Another aspect which you should consider is collaboration. To reap the benefits of a network, especially supply chain networks, you want to be able to exchange data and information with your business partners, i.e. customers and suppliers. In this context, anonymised data won’t do the trick. The content of that data is of little to no value to the individual transaction in the network. So, you need to categorise data and levels of integrity.
Last but not least in the context of network integrity is regulatory compliance. Negligence of regulatory compliance can pose a real revenue loss risk in your business continuity plans. Regulatory non-compliance is currently mostly a B2G issue, but this is rapidly changing to also affect B2B and B2C transactions both locally and globally.
Factor 4: Legal control of the network
Almost all business and supply chain networks did not just emerge out of the blue. They have grown gradually and adopted different technologies, in many cases, having grown through mergers and acquisitions. This means that even within a certain network, legal and security structures can vary significantly.
Consider that supply chains are at best varied when it comes to IT maturity. You will likely find very or reasonably mature and modern IT environments among the larger buyers, suppliers and/or service providers. But they usually use a variety of networks and in many cases their own point-to-point connections, which may or may not hold up to the highest standards.
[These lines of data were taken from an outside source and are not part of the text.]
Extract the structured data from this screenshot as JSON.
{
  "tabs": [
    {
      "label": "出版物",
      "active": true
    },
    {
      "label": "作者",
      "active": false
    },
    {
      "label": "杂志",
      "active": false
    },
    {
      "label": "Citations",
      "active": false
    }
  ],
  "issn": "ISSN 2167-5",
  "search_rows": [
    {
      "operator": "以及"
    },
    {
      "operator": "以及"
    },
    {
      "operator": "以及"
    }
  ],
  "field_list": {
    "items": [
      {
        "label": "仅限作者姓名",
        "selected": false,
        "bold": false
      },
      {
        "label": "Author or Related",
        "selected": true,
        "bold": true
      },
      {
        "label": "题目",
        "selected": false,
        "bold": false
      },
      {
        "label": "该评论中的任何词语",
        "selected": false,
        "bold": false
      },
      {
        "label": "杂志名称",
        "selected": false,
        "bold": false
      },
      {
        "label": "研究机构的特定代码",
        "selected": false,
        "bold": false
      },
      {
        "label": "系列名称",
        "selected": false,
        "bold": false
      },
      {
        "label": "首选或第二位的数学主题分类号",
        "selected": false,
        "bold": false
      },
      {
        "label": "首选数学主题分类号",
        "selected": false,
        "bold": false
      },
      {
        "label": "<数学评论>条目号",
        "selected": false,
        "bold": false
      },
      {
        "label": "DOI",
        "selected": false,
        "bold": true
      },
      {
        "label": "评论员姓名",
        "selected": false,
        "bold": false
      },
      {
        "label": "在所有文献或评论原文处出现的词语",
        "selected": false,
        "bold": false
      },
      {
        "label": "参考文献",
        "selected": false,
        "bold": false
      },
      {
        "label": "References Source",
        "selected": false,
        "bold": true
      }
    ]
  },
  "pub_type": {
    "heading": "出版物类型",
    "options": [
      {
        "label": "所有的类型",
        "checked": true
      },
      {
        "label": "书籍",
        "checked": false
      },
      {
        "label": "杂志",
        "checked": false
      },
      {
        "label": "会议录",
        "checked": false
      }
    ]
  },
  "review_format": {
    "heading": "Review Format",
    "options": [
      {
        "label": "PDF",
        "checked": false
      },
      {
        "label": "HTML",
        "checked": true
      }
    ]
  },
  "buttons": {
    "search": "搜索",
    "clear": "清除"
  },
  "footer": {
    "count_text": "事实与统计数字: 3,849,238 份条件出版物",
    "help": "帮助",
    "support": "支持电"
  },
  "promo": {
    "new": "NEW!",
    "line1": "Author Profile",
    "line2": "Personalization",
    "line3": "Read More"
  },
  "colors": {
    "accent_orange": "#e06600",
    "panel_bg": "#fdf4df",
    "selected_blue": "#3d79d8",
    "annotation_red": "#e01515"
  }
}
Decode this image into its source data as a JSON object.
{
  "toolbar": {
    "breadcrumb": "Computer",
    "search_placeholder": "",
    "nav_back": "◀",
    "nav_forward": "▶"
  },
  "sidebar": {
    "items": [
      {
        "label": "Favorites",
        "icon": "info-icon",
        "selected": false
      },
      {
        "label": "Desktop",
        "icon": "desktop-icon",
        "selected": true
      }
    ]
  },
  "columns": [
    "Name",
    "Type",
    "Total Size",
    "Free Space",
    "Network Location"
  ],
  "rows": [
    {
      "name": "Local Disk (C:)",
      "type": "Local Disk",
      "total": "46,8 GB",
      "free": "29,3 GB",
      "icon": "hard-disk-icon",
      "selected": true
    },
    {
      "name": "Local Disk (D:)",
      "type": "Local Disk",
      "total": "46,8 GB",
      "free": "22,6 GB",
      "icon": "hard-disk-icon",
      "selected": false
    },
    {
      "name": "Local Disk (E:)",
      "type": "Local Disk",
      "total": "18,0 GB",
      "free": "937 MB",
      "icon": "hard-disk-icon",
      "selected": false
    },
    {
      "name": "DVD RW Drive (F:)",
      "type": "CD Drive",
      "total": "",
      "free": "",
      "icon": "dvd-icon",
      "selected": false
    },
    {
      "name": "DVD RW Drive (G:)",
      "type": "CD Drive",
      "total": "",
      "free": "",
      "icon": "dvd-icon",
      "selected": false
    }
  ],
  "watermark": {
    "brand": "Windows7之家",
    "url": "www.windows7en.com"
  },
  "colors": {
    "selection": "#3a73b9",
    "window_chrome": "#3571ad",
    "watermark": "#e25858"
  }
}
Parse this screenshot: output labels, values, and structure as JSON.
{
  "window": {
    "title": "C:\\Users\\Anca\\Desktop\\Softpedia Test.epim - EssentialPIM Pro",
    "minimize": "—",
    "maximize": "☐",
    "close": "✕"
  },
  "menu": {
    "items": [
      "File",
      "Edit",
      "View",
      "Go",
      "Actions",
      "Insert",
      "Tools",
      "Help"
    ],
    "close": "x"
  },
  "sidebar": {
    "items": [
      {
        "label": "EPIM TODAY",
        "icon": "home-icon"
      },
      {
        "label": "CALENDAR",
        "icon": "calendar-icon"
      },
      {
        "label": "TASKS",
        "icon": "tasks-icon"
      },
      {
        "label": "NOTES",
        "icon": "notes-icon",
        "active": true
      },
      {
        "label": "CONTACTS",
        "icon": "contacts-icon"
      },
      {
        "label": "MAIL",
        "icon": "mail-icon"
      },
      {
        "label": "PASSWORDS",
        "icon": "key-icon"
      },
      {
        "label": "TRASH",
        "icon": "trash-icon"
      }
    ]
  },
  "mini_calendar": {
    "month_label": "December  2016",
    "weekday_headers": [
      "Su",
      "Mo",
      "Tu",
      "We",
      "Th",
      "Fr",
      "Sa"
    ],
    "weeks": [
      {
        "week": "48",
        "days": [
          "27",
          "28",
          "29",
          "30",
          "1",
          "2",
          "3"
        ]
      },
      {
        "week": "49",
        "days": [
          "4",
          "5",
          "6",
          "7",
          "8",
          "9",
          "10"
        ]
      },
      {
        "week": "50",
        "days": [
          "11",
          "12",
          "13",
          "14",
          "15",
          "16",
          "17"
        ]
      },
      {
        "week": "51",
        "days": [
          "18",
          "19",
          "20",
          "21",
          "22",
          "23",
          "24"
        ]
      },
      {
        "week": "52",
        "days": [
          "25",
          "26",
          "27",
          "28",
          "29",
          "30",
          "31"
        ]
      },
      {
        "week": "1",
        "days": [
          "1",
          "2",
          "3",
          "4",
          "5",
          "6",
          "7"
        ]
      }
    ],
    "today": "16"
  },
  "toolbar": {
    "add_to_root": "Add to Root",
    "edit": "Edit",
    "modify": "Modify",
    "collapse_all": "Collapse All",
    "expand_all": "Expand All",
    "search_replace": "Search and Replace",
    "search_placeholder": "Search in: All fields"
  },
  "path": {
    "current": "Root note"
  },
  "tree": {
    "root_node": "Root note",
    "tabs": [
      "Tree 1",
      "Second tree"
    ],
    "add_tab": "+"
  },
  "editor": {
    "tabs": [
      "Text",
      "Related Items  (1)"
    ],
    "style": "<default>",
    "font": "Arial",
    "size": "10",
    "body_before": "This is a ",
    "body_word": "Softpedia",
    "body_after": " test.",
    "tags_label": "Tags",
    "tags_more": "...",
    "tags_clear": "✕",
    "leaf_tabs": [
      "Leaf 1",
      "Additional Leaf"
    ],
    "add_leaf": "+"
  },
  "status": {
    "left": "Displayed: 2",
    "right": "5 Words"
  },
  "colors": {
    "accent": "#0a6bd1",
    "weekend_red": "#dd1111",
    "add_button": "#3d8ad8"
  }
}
We also need to acknowledge the fact that many companies are smaller. Even if they are sheltered under large and well-trusted brands, they have rudimentary IT infrastructures. It would be naïve to claim that they are resistant to security breaches or that they are connected in ways that are easy to overlook and control from a legal perspective. Read more about the repercussions of such loosely held networks.
The business risk emanating from security and legal risk in a network context should not be neglected. The importance of a structured, compliant and legally controlled network in your digitalisation strategy cannot be emphasised enough.
Take the plunge
There’s no doubt that finding the right business or supply chain network will improve the way you operate. With end-to-end oversight and control of the flow of goods and communication, your company and business relationships will flourish. So, begin your search with the above four factors in mind, ask the right questions to fully understand your options, and jump in.